Police Lt. Paul Shastany says someone may be trying to poison animals, so the meat has been sent for testing.

He says police are counting on the public for help in solving the meat mystery.



— And finally, it’s hard to avoid seeing an advertisement, even at lunch.

Businessmen in Mambai, India, will now be getting ads delivered with their home-cooked lunches.

Some 5,000 of the city’s famed lunch box delivery men — or dabbawallas — have traded their loose shirt-and-trouser uniforms for T-shirts advertising a mutual fund.

Rather than eating out at restaurants many of Mumbai’s office workers pay to have a cooked meal delivered from their homes. Getting those meals to the city’s army of office workers is the job of the dabbawallas, who deliver to some 500,000 customers each day.

Jaideep Bhattacharya, the head of marketing at UTI Asset Management, said the delivery men were the perfect way to advertise the company’s mutual fund at a time when finances were strained.

“We found the dabbawallas a great way to reach our target audience at the lowest possible cost,” he said Thursday.

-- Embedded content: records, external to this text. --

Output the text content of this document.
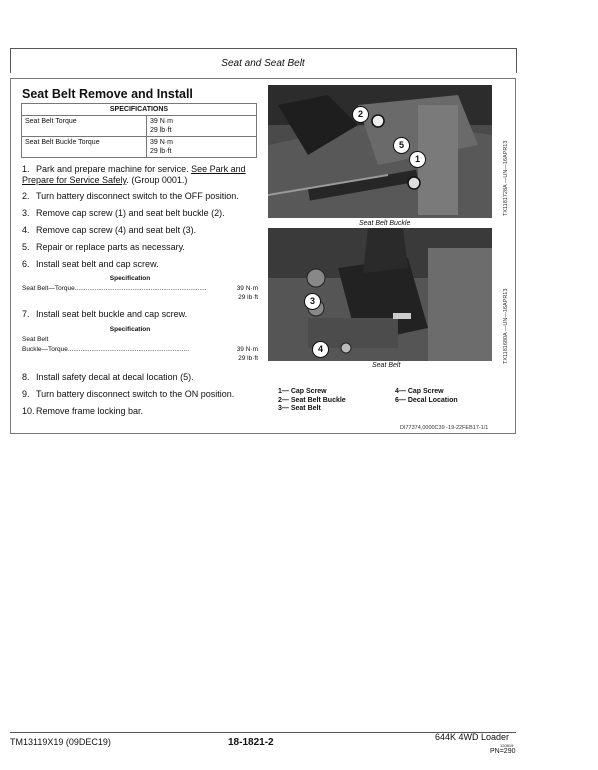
Seat and Seat Belt
Seat Belt Remove and Install
SPECIFICATIONS	
Seat Belt Torque	39 N·m
29 lb·ft
Seat Belt Buckle Torque	39 N·m
29 lb·ft
1. Park and prepare machine for service. See Park and Prepare for Service Safely. (Group 0001.)
2. Turn battery disconnect switch to the OFF position.
3. Remove cap screw (1) and seat belt buckle (2).
4. Remove cap screw (4) and seat belt (3).
5. Repair or replace parts as necessary.
6. Install seat belt and cap screw.
Specification
Seat Belt—Torque.........................................................................	39 N·m
29 lb·ft
7. Install seat belt buckle and cap screw.
Specification
Seat Belt
Buckle—Torque...................................................................	39 N·m
29 lb·ft
8. Install safety decal at decal location (5).
9. Turn battery disconnect switch to the ON position.
10.Remove frame locking bar.
2
5
1
Seat Belt Buckle
TX1181728A —UN—16APR13
3
4
Seat Belt
TX1181680A —UN—16APR13
1— Cap Screw
2— Seat Belt Buckle
3— Seat Belt
4— Cap Screw
6— Decal Location
DI77374,0000C39 -19-22FEB17-1/1
TM13119X19 (09DEC19)	18-1821-2	644K 4WD Loader
120819
PN=290
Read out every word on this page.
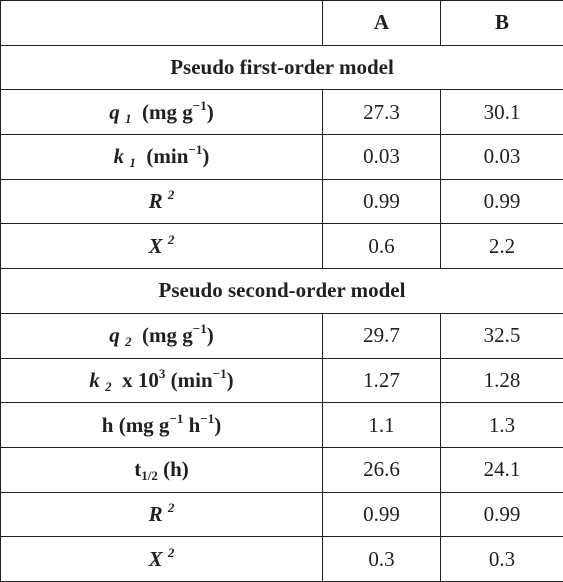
	A	B
Pseudo first-order model		
q $_1$ (mg $g^{-1}$)	27.3	30.1
k $_1$ $(\min^{-1})$	0.03	0.03
R $^2$	0.99	0.99
X $^2$	0.6	2.2
Pseudo second-order model		
q $_2$ (mg $g^{-1}$)	29.7	32.5
k $_2$ x $10^3$ $(\min^{-1})$	1.27	1.28
h (mg $g^{-1}$ $h^{-1}$)	1.1	1.3
$t_{1/2}$ (h)	26.6	24.1
R $^2$	0.99	0.99
X $^2$	0.3	0.3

It’s also a boon for the dabbawallas, who have become an integral part of Mumbai’s landscape, often seen on bicycles and trains balancing wooden crates filled with lunch boxes on their heads.

Other companies have also expressed interest in the advertising, said Shopan More, president of the Dabbawallas’ Association.

“Our main business is delivering lunch,” More said. “But of course since there is so much interest, we will do it.”